Eric J. Weckwerth-Pineda, 25, of Cottonwood, and Tanner J. Sik, 22, of Ivanhoe, were sentenced Wednesday in U.S. District Court in Minneapolis after having pleaded guilty to misdemeanor negligent discharge of a pollutant in connection with the incident on April 24, 2019, near Cottonwood Lake in Lyon County.
The men were each put on a year's probation, along with jointly being on the hook for a restitution amount that the U.S. Attorney's Office has acknowledged will not be recouped from the defendants.
Weckwerth-Pineda and Sik also have admitted in state court to felony criminal damage to property, which may be reduced to a misdemeanor upon successful completion of five years' probation.
According to federal court documents, Weckwerth-Pineda and Sik packed up their guns and drove a pickup truck to a bridge that spans a dam between the lake and a creek that flows another 10 miles from the spot of the leak into the Yellow Medicine River.
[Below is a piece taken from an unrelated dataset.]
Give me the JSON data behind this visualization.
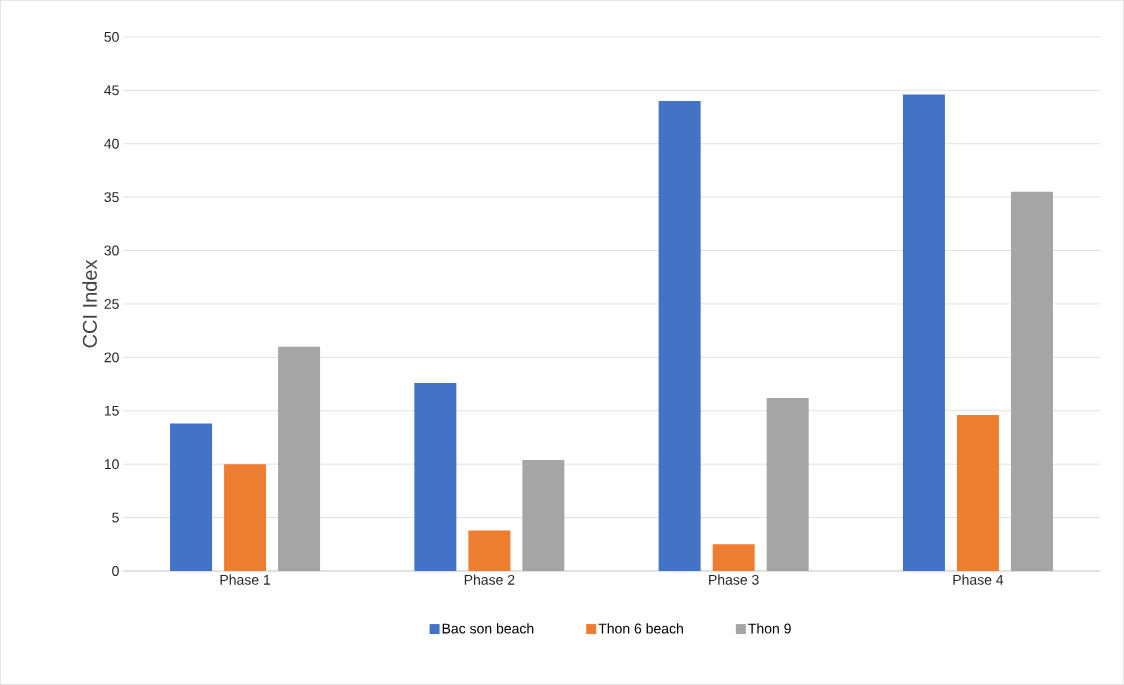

Sik fired his AR-15 rifle from about 240 yards and hit the pipeline at least three times, while Weckwerth-Pineda used "the scope on his own rifle to spot [Sik's] shots" as a way to aid his friend's aim, court records read.
Soon afterward that day, the two men and a third friend who had been with them returned to the area and "could see a sheen … across the creek and the pipeline was spraying diesel fuel," according to one court filing.
The third friend reported the leak to authorities.